A Harvest Intern’s Photo Essay

Thursday, November 1st, 2007

Since I hadn’t learned how to upload photos to the garagevino blog until now, I present, for your viewing pleasure, or comedy — or tragedy — a brief photo essay of my first week on the job as Craig Jaffurs’ 2007 harvest intern. You might want to refer back to last week’s entry, where the written account of said first week corresponds loosely to the visuals I’m posting today.

Without further ado:

A JOB WELL RESEARCHED

A Job Well Researched
On my way out the door, I present hard evidence of the thorough research I performed prior to showing up for my first day of work on Montecito Street (in case your browser doesn’t give you a crystal-clear image, that bottle is empty, folks).

GRAPES AND A FORKLIFT
Grapes and a Forklift
The job I’m about to do is all in preparation for this — the arrival of the grapes. Approximately seven tons of fruit greeted us on my first day, some of it Syrah (Jaffurs’ renowned specialty), some of it Grenache (another notable varietal on the Jaffurs label).

THE INFERNAL MACHINE
The Crusher-Destemmer
The half-ton bins will be dumped into the hopper, which funnels them down into the beast: the crusher-destemmer. Fruit comes out below, and stems, to the right. Except there’s a catch — actually two of them. First…

THE HOSEDOWN
Will Hosing Down the Crushpad
Before a single grape can be dumped into the hopper, everything must be cleaned. This means hosing down the pad, hosing off the bins, sterilizing the bins, hosing them off, sterilizing the tools, hosing them off, and so on. This, of course, is a duty assigned, preferably, to the lowest man on the totem pole, i.e. the harvest intern (moi). And then there’s the second catch…

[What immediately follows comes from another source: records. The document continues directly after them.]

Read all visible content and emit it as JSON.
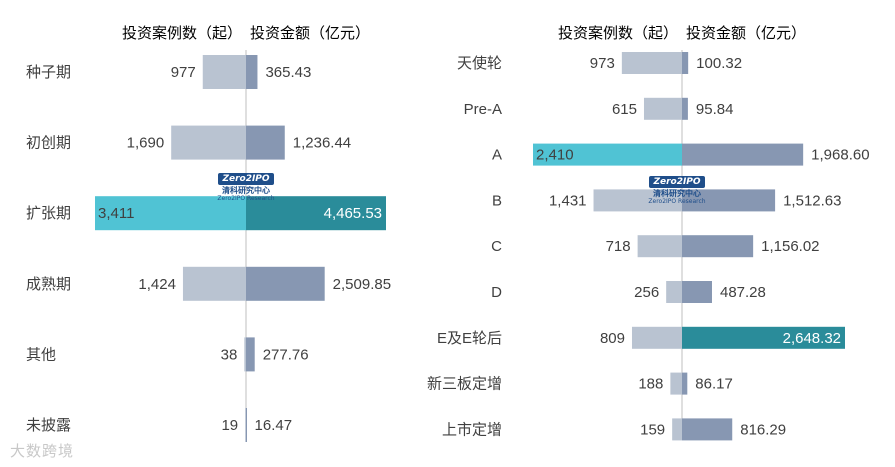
{
  "watermark": {
    "brand": "Zero2IPO",
    "cn": "清科研究中心",
    "en": "Zero2IPO Research"
  },
  "corner_watermark": "大数跨境",
  "colors": {
    "count_bar": "#b9c3d1",
    "amount_bar": "#8797b2",
    "highlight_count": "#50c3d4",
    "highlight_amount": "#2a8c9a",
    "axis_line": "#bfbfbf"
  },
  "chart_data": [
    {
      "type": "bar",
      "orientation": "horizontal-diverging",
      "headers": {
        "left": "投资案例数（起）",
        "right": "投资金额（亿元）"
      },
      "categories": [
        "种子期",
        "初创期",
        "扩张期",
        "成熟期",
        "其他",
        "未披露"
      ],
      "series": [
        {
          "name": "投资案例数（起）",
          "values": [
            977,
            1690,
            3411,
            1424,
            38,
            19
          ],
          "labels": [
            "977",
            "1,690",
            "3,411",
            "1,424",
            "38",
            "19"
          ]
        },
        {
          "name": "投资金额（亿元）",
          "values": [
            365.43,
            1236.44,
            4465.53,
            2509.85,
            277.76,
            16.47
          ],
          "labels": [
            "365.43",
            "1,236.44",
            "4,465.53",
            "2,509.85",
            "277.76",
            "16.47"
          ]
        }
      ],
      "highlight_index": 2
    },
    {
      "type": "bar",
      "orientation": "horizontal-diverging",
      "headers": {
        "left": "投资案例数（起）",
        "right": "投资金额（亿元）"
      },
      "categories": [
        "天使轮",
        "Pre-A",
        "A",
        "B",
        "C",
        "D",
        "E及E轮后",
        "新三板定增",
        "上市定增"
      ],
      "series": [
        {
          "name": "投资案例数（起）",
          "values": [
            973,
            615,
            2410,
            1431,
            718,
            256,
            809,
            188,
            159
          ],
          "labels": [
            "973",
            "615",
            "2,410",
            "1,431",
            "718",
            "256",
            "809",
            "188",
            "159"
          ]
        },
        {
          "name": "投资金额（亿元）",
          "values": [
            100.32,
            95.84,
            1968.6,
            1512.63,
            1156.02,
            487.28,
            2648.32,
            86.17,
            816.29
          ],
          "labels": [
            "100.32",
            "95.84",
            "1,968.60",
            "1,512.63",
            "1,156.02",
            "487.28",
            "2,648.32",
            "86.17",
            "816.29"
          ]
        }
      ],
      "highlight_count_index": 2,
      "highlight_amount_index": 6
    }
  ]
}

THAT WHOLE DESTEMMING THING…
Stem-Diving
…well, it seems not every stem is snagged by the destemmer. So part of what winemakers who really care about their final product require is for their winemaking staff, and (mostly) the harvest grunts like me, to dive for those wayward stems.

STICKY
Grape Stuff on the Arms
It can get pretty messy…

THE GRAPE-JUICE SHOWER
Going Deep
…and sometimes you need to get your ass all the way in there to reach the cascading dispersal of wayward stems. All but your ass, anyway. (Get it? That’s the sort of pun my father taught me at the dinner table as a child, so it kind of flows naturally from the keyboard, know what I mean?) And yes, that well-fed waistline and its trunk are mine.

IT’S ALL WORTH IT…
Will Holdin’ Clusters
…since these grape clusters, by way of the toiling crew’s labors, wind up…

FERMENTING
Jaffurs Wine Cellars
…in these bins, after which they are transferred to the barrels and, after appropriate aging, into the bottles with that Jaffurs label plastered on their curved sides.

THE JAFFURS TEAM
Craig, Matt, and Dave
Here they are — the Jaffurs Wine Cellars team, from left to right Craig Jaffurs, Matt Brady, and Dave Yates. And despite this photojournalist’s out-of-focus camerawork, it seems that the Jaffurs team was kind enough on that first day to reward…

THE TIRED HARVEST INTERN…
Back Home with a Full Bottle!
…with a full bottle to replace all that well-researched preparation I did before arriving to work the hoses on the pad!

I can’t thank Craig, Dave, nor Matt enough for the opportunity they were willing to offer an aspiring but fairly un-knowledgable intern-slash-winemaker such as myself. It’s a nice thing for a rookie to find a home beneath the wings of such guys, fine winemakers and people both, as I embark on the path to my own family vino business.